I would like to give scope for matching of crisis to tools - maybe the players strap on their own transforming mechs and deal with things personally, maybe they slap a bounty contract on a fugitive, maybe they glass the city the problem is in from orbit and deal with the repercussions afterwards. I would very much like players to have 'obvious overkill' options available.

Types of stories told through all of this would be basically anything interesting I ever felt like stealing from supers stories, sci-fi disaster movies (this week Independence Day, next week Pacific Rim!) or big graphic novels like Metabarons or the like. The playspace would be a set handful of worlds to give the chance for familiarity with the terrain and build some connections as opposed to being the Navy and every crisis is in a different place.

Also gives scope for 'low noise' crises like dealing with people digging up something ancient and ominous, investigating odd murders, diplomacy and the like.

For my Joesky tax - a couple of problems a newly arrived system defense force needs to deal with:
1. Exploration / Census - the maps are wrong, the sensor readings are telling you all your databanks are lies, the only thing right seems to be the number of planetary objects. Time to figure out what you even have here.
2. The warm welcome - the locals have been waiting with a list of things they want to resolve. How much of this is nonsense? What do they expect you to do about the rampant gang wars in the undersea mining bases? None of this was in the brief.
3. The gear - your inventory finds half your crew exist on paper only and all the equipment you need was bought from the lowest bidder. You need to figure out what you have and who you need to operate it before something really goes wrong.
4. A massive earth corporation has arrived behind you - they have 2 enforcers for every one of yours and worse, three times the lawyers. What are they up to and why are the locals so agitated about it?
5. There is a blank on your sensors. You can see the system gas giant has five moons out the window of your station but sensors and any local you ask insist there are four moons. The closest you got to an answer was an old terran drifter who lived here before the system changed hands who said 'don't wake them' and spaced himself that night.
6. The locals insist there is a major system drill scheduled and have been cracking open vaults, spinning up defense systems and buzzing around in patrols doing target practice. Your planetside assets are sure that something is going to happen with all this noise as cover but they have not gotten their networks deep enough yet to say what.

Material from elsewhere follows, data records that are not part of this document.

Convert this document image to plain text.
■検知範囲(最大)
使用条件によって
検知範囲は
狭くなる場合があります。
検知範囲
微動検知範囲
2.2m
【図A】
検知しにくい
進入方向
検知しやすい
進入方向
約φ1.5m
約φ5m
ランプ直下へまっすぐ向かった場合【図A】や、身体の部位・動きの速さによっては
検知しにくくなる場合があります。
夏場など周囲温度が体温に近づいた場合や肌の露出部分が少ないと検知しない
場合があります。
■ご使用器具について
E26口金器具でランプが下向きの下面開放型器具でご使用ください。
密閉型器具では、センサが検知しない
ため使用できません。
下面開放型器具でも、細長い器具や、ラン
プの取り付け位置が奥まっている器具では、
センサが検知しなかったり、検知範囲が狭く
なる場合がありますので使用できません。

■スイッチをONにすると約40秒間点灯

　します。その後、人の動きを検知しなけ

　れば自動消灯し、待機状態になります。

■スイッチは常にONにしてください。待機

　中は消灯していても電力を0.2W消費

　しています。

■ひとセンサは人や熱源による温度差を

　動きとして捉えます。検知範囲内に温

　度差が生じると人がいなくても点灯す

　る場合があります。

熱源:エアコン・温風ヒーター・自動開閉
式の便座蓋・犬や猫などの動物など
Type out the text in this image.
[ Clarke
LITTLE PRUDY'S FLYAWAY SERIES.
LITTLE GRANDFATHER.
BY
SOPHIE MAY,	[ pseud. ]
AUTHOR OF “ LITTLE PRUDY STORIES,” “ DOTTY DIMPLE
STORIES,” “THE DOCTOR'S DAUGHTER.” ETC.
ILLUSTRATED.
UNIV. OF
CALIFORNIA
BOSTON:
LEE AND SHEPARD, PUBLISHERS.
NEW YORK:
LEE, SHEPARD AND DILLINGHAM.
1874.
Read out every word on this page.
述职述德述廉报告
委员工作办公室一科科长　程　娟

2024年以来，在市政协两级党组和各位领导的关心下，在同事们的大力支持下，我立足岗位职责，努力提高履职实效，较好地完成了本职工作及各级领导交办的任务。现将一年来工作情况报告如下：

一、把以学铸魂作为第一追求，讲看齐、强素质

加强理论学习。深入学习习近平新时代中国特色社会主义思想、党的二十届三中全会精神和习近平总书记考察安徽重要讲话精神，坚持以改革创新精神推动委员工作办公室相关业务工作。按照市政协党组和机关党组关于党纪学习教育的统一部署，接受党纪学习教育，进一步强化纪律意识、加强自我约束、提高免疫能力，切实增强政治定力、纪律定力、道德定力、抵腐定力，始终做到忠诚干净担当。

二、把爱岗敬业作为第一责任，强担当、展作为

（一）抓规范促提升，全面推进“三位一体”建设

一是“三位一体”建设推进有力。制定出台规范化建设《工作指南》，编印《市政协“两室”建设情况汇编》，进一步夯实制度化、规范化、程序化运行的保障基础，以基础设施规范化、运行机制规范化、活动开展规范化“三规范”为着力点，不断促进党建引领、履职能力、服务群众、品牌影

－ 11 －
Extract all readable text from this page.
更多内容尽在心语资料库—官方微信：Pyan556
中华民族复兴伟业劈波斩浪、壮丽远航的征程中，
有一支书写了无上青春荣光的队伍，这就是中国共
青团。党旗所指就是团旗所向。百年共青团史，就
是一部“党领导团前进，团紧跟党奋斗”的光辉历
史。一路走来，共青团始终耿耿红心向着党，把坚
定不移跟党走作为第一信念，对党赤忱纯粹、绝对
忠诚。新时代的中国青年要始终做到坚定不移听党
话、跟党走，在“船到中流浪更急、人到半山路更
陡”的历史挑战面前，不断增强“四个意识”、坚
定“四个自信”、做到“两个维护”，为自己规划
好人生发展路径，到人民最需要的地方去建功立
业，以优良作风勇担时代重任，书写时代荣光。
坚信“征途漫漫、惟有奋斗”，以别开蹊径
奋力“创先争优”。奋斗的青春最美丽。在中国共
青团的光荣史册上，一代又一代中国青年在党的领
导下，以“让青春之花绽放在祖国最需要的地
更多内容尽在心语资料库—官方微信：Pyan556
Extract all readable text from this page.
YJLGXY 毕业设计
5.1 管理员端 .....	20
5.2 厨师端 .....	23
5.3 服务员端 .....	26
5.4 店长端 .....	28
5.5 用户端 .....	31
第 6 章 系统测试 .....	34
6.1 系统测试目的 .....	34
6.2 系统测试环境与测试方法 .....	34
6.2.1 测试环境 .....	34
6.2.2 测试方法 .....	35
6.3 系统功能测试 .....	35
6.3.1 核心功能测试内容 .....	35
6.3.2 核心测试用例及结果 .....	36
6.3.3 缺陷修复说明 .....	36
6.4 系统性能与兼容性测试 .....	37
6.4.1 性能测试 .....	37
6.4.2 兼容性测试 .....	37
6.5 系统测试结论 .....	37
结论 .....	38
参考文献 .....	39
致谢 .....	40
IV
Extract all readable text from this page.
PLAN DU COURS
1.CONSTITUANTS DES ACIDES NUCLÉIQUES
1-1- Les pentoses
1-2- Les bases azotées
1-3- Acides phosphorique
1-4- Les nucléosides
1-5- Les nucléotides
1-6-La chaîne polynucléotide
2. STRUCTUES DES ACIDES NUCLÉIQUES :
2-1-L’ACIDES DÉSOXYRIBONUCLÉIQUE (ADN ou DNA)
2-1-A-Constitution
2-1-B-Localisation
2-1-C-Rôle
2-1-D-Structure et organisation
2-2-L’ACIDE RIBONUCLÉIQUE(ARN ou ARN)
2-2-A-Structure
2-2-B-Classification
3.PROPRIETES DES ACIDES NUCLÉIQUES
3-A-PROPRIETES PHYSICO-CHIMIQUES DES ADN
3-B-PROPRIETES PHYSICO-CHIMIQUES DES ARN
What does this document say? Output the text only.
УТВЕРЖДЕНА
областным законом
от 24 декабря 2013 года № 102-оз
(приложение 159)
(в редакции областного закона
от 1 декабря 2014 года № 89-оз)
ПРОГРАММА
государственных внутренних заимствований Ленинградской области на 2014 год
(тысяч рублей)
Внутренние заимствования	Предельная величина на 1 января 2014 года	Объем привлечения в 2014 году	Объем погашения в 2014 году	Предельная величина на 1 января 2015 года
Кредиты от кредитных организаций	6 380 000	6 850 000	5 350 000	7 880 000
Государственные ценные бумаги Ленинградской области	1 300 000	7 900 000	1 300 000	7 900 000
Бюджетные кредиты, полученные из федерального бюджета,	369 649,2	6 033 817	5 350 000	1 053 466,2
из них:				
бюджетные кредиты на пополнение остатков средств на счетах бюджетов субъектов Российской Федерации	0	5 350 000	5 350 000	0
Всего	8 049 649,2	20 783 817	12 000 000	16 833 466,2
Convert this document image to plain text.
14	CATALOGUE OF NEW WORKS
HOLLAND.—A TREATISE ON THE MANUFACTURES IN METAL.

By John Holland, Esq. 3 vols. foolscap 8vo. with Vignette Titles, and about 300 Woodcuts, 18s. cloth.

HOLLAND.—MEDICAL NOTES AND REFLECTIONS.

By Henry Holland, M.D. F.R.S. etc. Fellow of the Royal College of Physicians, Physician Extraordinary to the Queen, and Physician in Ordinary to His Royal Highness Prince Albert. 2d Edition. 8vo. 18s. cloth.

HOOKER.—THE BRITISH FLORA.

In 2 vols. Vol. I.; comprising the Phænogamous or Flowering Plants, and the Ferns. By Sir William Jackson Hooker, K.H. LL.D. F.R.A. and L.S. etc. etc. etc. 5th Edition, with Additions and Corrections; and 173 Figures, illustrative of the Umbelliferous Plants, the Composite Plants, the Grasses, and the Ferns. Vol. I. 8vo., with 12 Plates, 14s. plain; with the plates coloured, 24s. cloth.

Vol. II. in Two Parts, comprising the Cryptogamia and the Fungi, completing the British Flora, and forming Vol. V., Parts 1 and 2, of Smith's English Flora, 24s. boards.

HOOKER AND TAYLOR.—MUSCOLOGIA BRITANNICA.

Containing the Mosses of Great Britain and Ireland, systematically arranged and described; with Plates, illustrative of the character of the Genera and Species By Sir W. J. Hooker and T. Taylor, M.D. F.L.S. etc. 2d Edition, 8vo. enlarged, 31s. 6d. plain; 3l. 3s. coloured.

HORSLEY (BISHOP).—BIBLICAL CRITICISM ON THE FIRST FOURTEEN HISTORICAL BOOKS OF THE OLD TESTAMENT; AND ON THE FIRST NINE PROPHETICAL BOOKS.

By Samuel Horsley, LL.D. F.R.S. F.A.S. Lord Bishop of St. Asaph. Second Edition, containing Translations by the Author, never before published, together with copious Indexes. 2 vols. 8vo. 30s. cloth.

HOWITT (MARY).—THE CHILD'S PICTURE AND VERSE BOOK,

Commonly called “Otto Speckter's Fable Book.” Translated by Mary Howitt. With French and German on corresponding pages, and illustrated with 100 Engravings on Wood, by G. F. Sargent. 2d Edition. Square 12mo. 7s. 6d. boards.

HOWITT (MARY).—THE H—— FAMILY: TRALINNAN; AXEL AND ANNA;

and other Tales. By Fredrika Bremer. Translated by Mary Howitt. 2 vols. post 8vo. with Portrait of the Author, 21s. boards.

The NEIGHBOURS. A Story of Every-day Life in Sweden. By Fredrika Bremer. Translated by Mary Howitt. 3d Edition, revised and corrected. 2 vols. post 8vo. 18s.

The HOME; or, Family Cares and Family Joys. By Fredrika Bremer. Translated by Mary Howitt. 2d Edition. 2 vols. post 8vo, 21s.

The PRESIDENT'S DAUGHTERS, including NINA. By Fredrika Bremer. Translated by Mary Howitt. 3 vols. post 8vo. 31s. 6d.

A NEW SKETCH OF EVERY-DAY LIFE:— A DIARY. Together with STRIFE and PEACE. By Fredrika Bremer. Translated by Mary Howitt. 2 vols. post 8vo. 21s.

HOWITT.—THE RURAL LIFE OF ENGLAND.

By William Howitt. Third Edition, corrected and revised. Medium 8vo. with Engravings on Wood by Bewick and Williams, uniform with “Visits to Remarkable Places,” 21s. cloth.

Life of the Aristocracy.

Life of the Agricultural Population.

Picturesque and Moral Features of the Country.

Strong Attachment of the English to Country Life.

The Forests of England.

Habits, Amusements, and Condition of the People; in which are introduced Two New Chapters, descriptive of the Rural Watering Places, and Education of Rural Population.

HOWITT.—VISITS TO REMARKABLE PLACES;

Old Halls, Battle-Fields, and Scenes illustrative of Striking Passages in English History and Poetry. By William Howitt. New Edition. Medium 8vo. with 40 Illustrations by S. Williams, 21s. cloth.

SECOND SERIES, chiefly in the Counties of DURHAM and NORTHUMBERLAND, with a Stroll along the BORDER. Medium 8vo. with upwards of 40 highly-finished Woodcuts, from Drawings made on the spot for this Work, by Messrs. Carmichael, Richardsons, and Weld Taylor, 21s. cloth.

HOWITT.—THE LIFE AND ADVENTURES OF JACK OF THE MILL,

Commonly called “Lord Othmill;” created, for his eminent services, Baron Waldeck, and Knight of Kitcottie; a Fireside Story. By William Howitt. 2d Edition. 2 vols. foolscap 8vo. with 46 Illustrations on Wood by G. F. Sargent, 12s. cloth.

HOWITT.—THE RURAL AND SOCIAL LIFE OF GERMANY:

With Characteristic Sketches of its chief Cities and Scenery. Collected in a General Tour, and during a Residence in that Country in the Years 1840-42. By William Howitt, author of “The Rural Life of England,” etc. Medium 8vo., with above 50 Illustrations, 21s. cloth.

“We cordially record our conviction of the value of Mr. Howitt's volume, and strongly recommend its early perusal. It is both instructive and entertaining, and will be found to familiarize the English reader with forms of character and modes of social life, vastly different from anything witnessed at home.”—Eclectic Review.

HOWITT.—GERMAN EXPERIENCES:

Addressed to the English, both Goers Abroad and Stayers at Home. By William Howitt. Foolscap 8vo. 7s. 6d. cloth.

Edit - further thoughts on assets you have to play with here.

2 comments:

  1. I like this concept. If I were running it, I'd want the players to start as the people sent in to solve the problem by the corporate bosses with various problems created by inept managers: Not enough staff, terribly vague instructions and no further communication, inadequate resources, old/unreliable equipment, excuses, finger pointing, accounting says you're spending too much money... If done right, it could be hilarious.

    ReplyDelete
    Replies
    1. All of that - combined with a crew of hot-headed, over-powered minions that you have to ride herd on. And never getting thanked, of course.